Tom Michael of KRTS interviews a vaquero from northern Mexico, in Brewster County, Texas, August 2005. (Caroline Oman)
For the past 29 years, cowboy poets have gathered in Alpine on the campus of Sul Ross State University. It’s called the Texas Cowboy Poetry Gathering and it kicks off today.
And here at Alpine, Texas, it’s a gathering-up of old friends and new friends, a Western hug and a Western howdy. There’s nothing razzle-dazzle about Alpine. None of it is for show. It’s more like a family gathering.
And it’s not a festival – as organizers will tell you – it’s a gathering. One of them, Bill Brooks, says it’s really about the performers doing their thing. The audience just happens to be there.
Because we have been true to our mission since Day One.

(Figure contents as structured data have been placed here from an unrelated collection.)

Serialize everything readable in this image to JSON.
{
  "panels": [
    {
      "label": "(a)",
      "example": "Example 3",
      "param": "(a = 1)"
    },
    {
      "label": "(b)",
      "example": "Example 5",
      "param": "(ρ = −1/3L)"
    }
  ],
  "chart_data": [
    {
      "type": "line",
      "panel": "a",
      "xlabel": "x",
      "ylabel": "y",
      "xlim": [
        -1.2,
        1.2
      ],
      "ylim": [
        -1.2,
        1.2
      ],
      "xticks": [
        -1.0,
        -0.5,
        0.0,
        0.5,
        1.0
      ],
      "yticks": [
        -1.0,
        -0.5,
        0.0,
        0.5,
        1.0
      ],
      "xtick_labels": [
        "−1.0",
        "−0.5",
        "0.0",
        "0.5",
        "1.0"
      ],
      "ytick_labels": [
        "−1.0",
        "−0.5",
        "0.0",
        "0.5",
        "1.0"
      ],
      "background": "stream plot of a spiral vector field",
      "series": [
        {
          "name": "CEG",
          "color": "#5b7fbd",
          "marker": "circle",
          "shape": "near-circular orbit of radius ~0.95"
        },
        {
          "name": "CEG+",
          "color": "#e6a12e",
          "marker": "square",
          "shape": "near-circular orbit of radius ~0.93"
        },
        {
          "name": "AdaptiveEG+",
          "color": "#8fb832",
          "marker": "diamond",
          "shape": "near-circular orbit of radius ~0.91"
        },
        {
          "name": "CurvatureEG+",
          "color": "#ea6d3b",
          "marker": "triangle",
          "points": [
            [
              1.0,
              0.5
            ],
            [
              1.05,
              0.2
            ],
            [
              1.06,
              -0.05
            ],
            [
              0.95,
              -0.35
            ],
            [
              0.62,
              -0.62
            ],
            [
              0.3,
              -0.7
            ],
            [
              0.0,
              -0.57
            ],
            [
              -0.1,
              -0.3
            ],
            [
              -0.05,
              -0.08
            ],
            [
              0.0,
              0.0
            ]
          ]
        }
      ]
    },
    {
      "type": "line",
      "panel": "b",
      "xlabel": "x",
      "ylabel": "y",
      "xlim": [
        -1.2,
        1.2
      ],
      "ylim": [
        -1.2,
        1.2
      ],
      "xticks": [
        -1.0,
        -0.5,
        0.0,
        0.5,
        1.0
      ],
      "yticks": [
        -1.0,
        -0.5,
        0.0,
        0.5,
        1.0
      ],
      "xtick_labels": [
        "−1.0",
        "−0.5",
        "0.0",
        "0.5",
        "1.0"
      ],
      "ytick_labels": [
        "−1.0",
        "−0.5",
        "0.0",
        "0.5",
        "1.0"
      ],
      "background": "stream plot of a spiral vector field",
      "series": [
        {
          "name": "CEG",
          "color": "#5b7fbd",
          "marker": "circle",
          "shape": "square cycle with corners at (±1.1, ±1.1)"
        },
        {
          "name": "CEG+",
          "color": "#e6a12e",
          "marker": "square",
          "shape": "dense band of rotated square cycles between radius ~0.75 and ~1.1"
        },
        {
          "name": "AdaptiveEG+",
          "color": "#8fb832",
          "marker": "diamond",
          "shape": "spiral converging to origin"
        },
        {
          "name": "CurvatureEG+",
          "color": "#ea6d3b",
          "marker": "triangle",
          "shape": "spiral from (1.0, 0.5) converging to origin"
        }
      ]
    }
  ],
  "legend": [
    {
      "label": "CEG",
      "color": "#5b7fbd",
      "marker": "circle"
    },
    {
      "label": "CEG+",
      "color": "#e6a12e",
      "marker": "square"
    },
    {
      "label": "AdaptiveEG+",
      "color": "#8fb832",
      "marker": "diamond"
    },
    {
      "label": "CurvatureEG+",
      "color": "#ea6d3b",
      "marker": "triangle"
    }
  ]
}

And that is to make it kind of a reunion; thus, the gathering name – for them – then invite the public to come hear them.
Brooks is the M.C. for the kickoff event on Friday, which is held in the somewhat sterile environment of a school auditorium.
Ideally, we sit around the campfire and recite poetry and sing songs. We just happen to do it on a stage.
Performers are here from a dozen U.S. states and Canada. Audience members attend break-out sessions in classrooms to learn more about cowboy poetry and western music.
But outside of the classrooms, It’s what you picture. Cowboy hats and handlebar mustaches. And every morning begins with coffee, eggs and biscuits served from a chuckwagon. Women in bandanas carrying colorful guitars, like Eli Barsi, whose been performing here for the past 4 years.
It’s important to us to do our part our small part in preserving our Western heritage. So we’re doing it with our poetry or music: Western sensibilities and the rural sensibility and lifestyle at these cowboy gatherings.
Well, to start out it was a free event, and it was mostly ranch people that came. There were about a 1,000 people. It was a funny combination of folklorists, cowboys; and a bunch of press showed up. I sent a press release out and it just surprised the heck out of us.
Academics and cowboys may make strange bedfellows, but it worked.
It almost felt like uncorking a bottle of some ancient wine or something. Because people had not heard it before but back then it wasn’t a public thing. It was more in bunkhouses and around campfires. It was an insiders’ deal.
Three years ago, Hal Cannon was the keynote speaker in Alpine. And in some ways, the Texas Cowboy Poetry Gathering remains just that – an insiders’ deal.